Now 32 and running a Spar shop in Southport, Harry dropped down into non-League, joining struggling Runcorn for the 1956/57 season and then Altrincham when manager Jimmy Morris persuaded him to move to Moss Lane for the 1957/58 season.
He made his debut at right-back on the season's opening day, 24th August 1957, in a 4-1 Moss Lane win over Mossley. The season started well with wins over Congleton and Hyde United following. But, as was typical at Altrincham during this time, results started to go against the team. Harry eventually switched to left-back when Dennis Wilson established himself at right-back and lost his place entirely as Ernie Gillespie reclaimed the left-back position.
His only goal came in a 4-3 defeat at Wellington, on 4th January 1958 and his final game was in a 2-3 away defeat at Rhyl on the 22nd February 1958 where he played at number 11! During his spell at Moss Lane he had only missed two games out of 33 played, leaving having played 28 League games, four more in the FA Cup and once in the Cheshire Senior Cup.
Harry then retired from playing and concentrated on coaching but, in 1959 fter a year without playing, Harry was persuaded by goalkeeper and player/manager, Ray Minshull to coach the second team at recently formed Wigan Rovers, who had just joined the Cheshire League.
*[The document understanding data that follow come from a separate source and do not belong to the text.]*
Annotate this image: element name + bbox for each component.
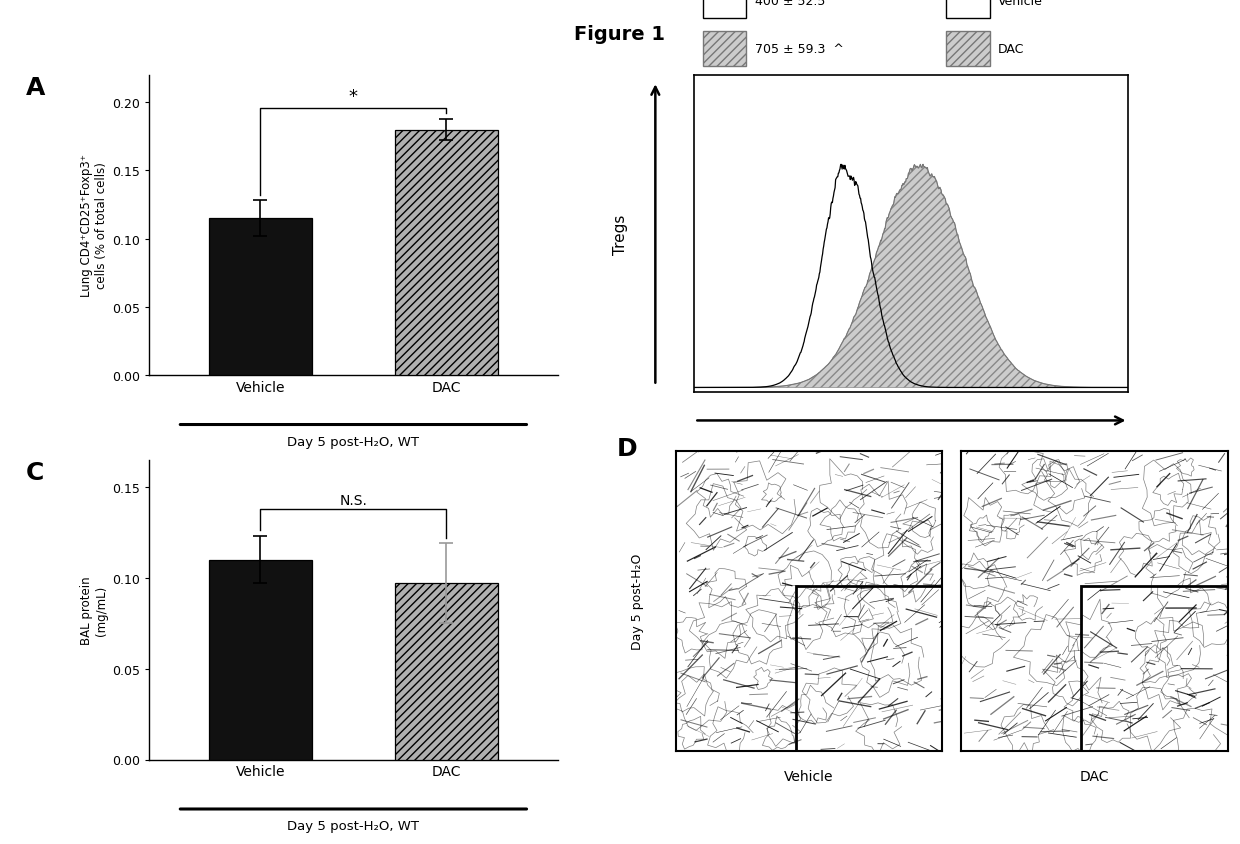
- Text: D: D: [618, 436, 637, 461]
- Text: C: C: [26, 460, 45, 484]
- Y-axis label: Lung CD4⁺CD25⁺Foxp3⁺
cells (% of total cells): Lung CD4⁺CD25⁺Foxp3⁺ cells (% of total c…: [79, 154, 108, 297]
- Text: Vehicle: Vehicle: [785, 769, 833, 783]
- Bar: [1081, 587, 1228, 751]
- FancyBboxPatch shape: [946, 0, 990, 19]
- Text: Day 5 post-H₂O, WT: Day 5 post-H₂O, WT: [288, 820, 419, 832]
- Bar: [796, 587, 942, 751]
- Text: DAC: DAC: [1080, 769, 1109, 783]
- Text: Vehicle: Vehicle: [998, 0, 1043, 8]
- Text: Foxp3⁺: Foxp3⁺: [884, 449, 939, 464]
- Text: N.S.: N.S.: [340, 493, 367, 507]
- Text: *: *: [348, 88, 358, 106]
- FancyBboxPatch shape: [946, 31, 990, 67]
- Text: Tregs: Tregs: [613, 214, 629, 254]
- Bar: [396, 583, 497, 760]
- Text: DAC: DAC: [998, 42, 1024, 56]
- Bar: [210, 219, 311, 376]
- Text: Figure 1: Figure 1: [574, 25, 666, 44]
- Bar: [210, 560, 311, 760]
- FancyBboxPatch shape: [703, 31, 746, 67]
- Text: Day 5 post-H₂O: Day 5 post-H₂O: [631, 553, 644, 650]
- FancyBboxPatch shape: [703, 0, 746, 19]
- Y-axis label: BAL protein
(mg/mL): BAL protein (mg/mL): [79, 576, 108, 644]
- Text: A: A: [26, 76, 46, 100]
- Text: 400 ± 52.5: 400 ± 52.5: [755, 0, 826, 8]
- Bar: [396, 131, 497, 376]
- Text: 705 ± 59.3  ^: 705 ± 59.3 ^: [755, 42, 844, 56]
- Text: Day 5 post-H₂O, WT: Day 5 post-H₂O, WT: [288, 436, 419, 448]
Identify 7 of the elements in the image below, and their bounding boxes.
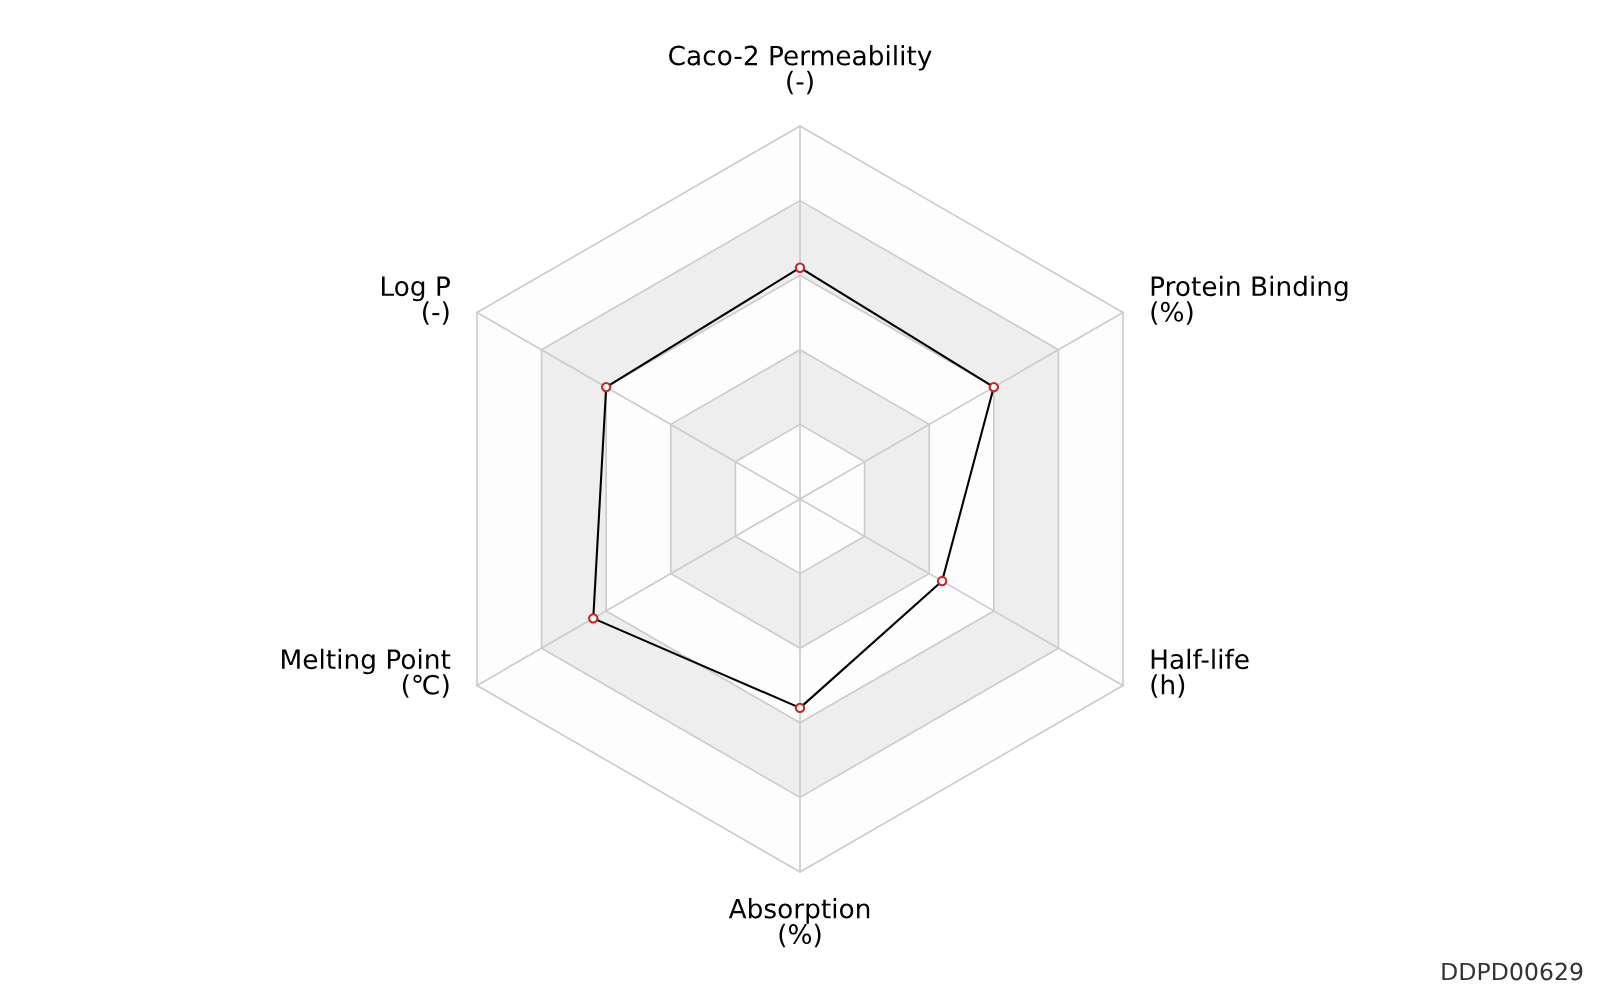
spoke-label: Caco-2 Permeability (-)	[669, 45, 932, 95]
spoke-label: Absorption (%)	[728, 898, 870, 948]
text: DDPD00629	[1442, 962, 1583, 981]
spoke-label: Melting Point (℃)	[282, 648, 451, 698]
spoke-label: Log P (-)	[382, 276, 450, 325]
spoke-label: Protein Binding (%)	[1151, 275, 1348, 325]
spoke-label: Half-life (h)	[1151, 648, 1249, 698]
He ended up as player/coach to the first team!
Back playing, Harry then went on to become player/coach at Skelmersdale United between 1960 and 1962. Throughout this time Harry never stopped and continued with his various coaching duties with the Lancashire FA. From 1963 onwards he coached Formby FC Youth Team (league cup winners) and Southport Youth select (Inter League cup winners). In 1966 Harry gained his FA Senior Coaching Badge at Lilleshall and later still passed the full coaching award; in addition, he was appointed Chairman of the Southport Coaching Association.
His coaching skills were much sought after and Harry led a party of 15 coaches in 1968 on a 10-week tour to Zambia. Harry coached the International Squad, whilst each of the other coaches were given a league team to train. Amongst the coaches on that trip was Graham Taylor who went on to become a successful football league manager.
After a successful tour, Harry was offered and turned down the National Coach position. Harry had also turned down similar offers from the USA, Bermuda and Saudi Arabia. In 1970, despite his myriad coaching duties, Harry was appointed manager at Marine, bringing with him, Roly Howard as reserve team manager. Marine had enjoyed little success in the previous 20 years. Harry was moderately successful as he had taken the team to the final of the Cheshire League Cup but with coaching and work commitments Harry couldn’t devote sufficient time to Marine and after a 6-1 win against Rossendale he was sacked!
Perhaps his greatest impact on Marine was introducing Roly Howard to the club. Harry then had a brief spell managing Ormskirk FC, in the Cheshire League, (formally Guinness Exports), who folded in 1974. In 1974 he also coached the Southport team in the BBC's gameshow, ‘It’s a Knockout’, with Southport winning the British Championship and then competing in the European version in both Belgium and Italy. He remained Chief Coach for the Lancashire FA for 21 years and, on taking voluntary retirement, he was awarded the LFA Order of Merit.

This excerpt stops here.